Ce sont des préoccupations légitimes. Cependant, il reste encore un choix à faire. Nous pouvons accepter passivement que tel est notre sort ou nous pouvons proposer un ensemble de contre-propositions qui offrent des possibilités de changement structurel progressif et durable à notre économie politique. Le terrain pour un tel appel a été considérablement élargi par la crise actuelle. Rappelons que notre époque néolibérale actuelle a été, dans de nombreux pays, témoin du déclin des formes de culture populaire nationale, pour être remplacée par des goûts et des désirs post-modernes, individualisés ou de niche qui ont eu pour effet concomitant de réduire la solidarité sociale. Nonobstant les inégalités d'expérience évoquées ci-dessus, la pandémie mondiale actuelle a, dans un laps de temps comprimé, créé le potentiel, non seulement de relancer des formes de conscience nationales-populaires, mais d'une politique mondiale-populaire.

Aux côtés des pires de l'humanité, qui ont amassé des biens ou bafoué les avertissements de santé publique, nous avons également vu le meilleur de la solidarité humaine via des formes renouvelées d'entraide. Alors que la majorité du monde connaît un verrouillage, des questions allant des avantages environnementaux de l'aviation au sol, de la nécessité d'un revenu de base universel ou des soins de santé en tant que droit humain fondamental sont largement débattues avec une urgence renouvelée. La valeur du travail effectué par les professionnels de la santé, les enseignants, les chauffeurs-livreurs et les employés des supermarchés se voit accorder un nouveau niveau de respect à mesure que nos définitions de qui compte comme «travailleur clé» dans notre société sont repensées. D’autres peuvent choisir de s’attarder sur les nouveaux rythmes de vie pendant leur exil imposé de leur lieu de travail et sur les éléments de la «vieille normale» qu’ils souhaiteraient conserver, toutes choses étant égales par ailleurs. Les responsabilités supplémentaires en matière de soins nous ont-elles nui au travail ou pouvons-nous nous arrêter pour réfléchir à la façon dont c'est le travail qui nous éloigne de ce dernier?

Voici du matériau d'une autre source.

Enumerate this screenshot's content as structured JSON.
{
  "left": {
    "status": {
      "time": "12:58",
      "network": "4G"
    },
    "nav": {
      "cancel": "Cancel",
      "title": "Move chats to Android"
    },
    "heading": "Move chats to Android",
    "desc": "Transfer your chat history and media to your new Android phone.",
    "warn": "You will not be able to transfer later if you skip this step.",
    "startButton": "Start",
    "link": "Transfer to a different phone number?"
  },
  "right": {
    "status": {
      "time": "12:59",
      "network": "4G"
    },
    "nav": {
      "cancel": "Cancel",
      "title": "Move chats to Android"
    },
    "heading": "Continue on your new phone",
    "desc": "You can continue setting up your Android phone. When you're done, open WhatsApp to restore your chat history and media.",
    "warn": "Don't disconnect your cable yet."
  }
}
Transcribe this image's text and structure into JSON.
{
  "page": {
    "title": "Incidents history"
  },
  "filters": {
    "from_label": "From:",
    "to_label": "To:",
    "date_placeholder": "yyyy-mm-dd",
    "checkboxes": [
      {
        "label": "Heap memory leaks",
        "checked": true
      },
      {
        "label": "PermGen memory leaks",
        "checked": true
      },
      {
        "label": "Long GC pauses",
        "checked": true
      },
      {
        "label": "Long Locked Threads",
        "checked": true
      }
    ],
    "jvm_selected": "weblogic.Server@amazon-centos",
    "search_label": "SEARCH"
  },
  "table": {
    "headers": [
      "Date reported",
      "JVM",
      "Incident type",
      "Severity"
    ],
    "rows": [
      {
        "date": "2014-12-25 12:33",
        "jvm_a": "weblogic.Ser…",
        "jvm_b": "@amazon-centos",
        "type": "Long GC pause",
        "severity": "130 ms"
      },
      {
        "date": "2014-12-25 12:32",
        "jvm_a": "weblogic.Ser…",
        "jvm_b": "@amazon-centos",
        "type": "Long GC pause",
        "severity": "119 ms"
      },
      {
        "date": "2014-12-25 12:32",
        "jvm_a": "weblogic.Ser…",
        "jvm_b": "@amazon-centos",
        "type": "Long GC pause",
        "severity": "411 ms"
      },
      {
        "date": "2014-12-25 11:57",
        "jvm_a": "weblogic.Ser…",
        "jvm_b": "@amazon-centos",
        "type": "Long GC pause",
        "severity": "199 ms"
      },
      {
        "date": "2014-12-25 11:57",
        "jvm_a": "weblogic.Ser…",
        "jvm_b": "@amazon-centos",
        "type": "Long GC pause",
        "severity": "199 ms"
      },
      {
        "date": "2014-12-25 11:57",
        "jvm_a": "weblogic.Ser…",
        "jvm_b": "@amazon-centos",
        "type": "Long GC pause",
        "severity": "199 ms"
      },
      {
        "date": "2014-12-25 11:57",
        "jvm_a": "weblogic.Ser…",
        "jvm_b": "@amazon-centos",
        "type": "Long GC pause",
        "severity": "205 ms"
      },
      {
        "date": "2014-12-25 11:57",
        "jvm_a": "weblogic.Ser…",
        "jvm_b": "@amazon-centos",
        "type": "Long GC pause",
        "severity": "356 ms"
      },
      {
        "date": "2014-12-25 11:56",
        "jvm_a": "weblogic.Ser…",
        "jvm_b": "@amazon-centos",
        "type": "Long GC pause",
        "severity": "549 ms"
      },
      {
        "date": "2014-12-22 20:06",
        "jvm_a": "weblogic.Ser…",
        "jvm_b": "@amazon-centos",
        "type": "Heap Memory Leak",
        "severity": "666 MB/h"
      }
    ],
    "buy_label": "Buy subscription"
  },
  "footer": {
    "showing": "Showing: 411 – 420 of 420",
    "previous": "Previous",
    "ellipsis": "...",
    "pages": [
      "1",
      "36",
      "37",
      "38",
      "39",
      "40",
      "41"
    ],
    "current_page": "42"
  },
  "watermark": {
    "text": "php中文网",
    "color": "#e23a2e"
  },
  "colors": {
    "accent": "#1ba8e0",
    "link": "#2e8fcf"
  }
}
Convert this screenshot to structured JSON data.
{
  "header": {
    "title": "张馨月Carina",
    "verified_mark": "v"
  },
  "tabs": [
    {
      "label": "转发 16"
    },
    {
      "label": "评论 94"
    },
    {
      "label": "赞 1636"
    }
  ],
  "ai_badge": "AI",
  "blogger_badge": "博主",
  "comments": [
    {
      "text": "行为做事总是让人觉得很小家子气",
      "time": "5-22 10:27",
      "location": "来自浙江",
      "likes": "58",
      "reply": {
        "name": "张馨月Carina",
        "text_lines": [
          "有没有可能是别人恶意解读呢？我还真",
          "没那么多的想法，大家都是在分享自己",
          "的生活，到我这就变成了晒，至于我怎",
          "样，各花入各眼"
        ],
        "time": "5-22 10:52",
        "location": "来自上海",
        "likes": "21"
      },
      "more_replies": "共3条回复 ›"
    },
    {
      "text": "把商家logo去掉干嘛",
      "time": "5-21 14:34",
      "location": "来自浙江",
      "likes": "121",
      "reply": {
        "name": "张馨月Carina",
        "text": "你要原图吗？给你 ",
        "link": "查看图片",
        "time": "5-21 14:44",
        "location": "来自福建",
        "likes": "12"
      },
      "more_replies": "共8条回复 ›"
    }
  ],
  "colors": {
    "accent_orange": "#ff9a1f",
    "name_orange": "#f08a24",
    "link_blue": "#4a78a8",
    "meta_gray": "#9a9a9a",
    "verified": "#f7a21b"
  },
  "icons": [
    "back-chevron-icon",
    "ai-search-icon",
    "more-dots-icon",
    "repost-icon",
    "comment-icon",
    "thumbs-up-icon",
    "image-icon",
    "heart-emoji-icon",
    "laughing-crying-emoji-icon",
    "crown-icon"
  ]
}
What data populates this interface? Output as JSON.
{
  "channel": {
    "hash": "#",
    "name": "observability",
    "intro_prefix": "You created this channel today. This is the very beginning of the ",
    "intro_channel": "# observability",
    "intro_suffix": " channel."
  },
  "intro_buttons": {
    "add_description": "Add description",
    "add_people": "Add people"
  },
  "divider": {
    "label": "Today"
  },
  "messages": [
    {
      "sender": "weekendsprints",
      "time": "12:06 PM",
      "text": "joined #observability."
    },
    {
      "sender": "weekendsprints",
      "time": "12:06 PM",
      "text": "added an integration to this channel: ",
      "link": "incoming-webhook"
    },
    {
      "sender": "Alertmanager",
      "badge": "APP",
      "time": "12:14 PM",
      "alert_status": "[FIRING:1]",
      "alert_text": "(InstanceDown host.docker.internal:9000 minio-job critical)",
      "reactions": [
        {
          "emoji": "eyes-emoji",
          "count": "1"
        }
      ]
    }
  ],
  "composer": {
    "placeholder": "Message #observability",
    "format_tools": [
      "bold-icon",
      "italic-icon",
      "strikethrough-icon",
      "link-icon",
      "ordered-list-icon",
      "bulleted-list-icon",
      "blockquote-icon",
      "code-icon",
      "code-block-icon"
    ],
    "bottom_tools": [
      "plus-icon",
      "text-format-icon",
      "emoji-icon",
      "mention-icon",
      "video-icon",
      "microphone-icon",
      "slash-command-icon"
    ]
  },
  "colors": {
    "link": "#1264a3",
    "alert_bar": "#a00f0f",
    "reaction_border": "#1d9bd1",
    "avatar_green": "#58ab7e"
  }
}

Au plus près où il est parvenu à exposer toute vision utopique d'une société future, Marx a écrit:

Dans la société communiste, où personne n'a un domaine d'activité exclusif mais chacun peut s'accomplir dans la branche qu'il souhaite, la société régule la production générale et me permet ainsi de faire une chose aujourd'hui et une autre demain, chasser le matin, pêcher l'après-midi, élever du bétail le soir, critiquer après le dîner, comme je le pense, sans jamais devenir chasseur, pêcheur, berger ou critique.

Alors que notre société des coronavirus est loin d’être utopique, profitons de ce temps pour réfléchir à la «nouvelle normalité» que nous voulons développer à partir de cette crise. Sera-ce un changement progressif qui embrasse la solidarité collective ou une restauration de l'ancien? Alors, enseignons aux enfants le matin, promenons-nous l'après-midi mais continuons à critiquer le soir, tout comme nous avons l'esprit. Et oui, laissez les marchés financiers mondiaux trembler brièvement devant le spectre du coronavirus qui hante toujours le monde. Mais que les classes dirigeantes tremblent vraiment à la perspective d'un pouvoir populaire d'en bas, en utilisant cette pandémie pour réfléchir puis exiger qu'une nouvelle norme soit établie qui serve les intérêts de la majorité.

Nous avons un monde à gagner.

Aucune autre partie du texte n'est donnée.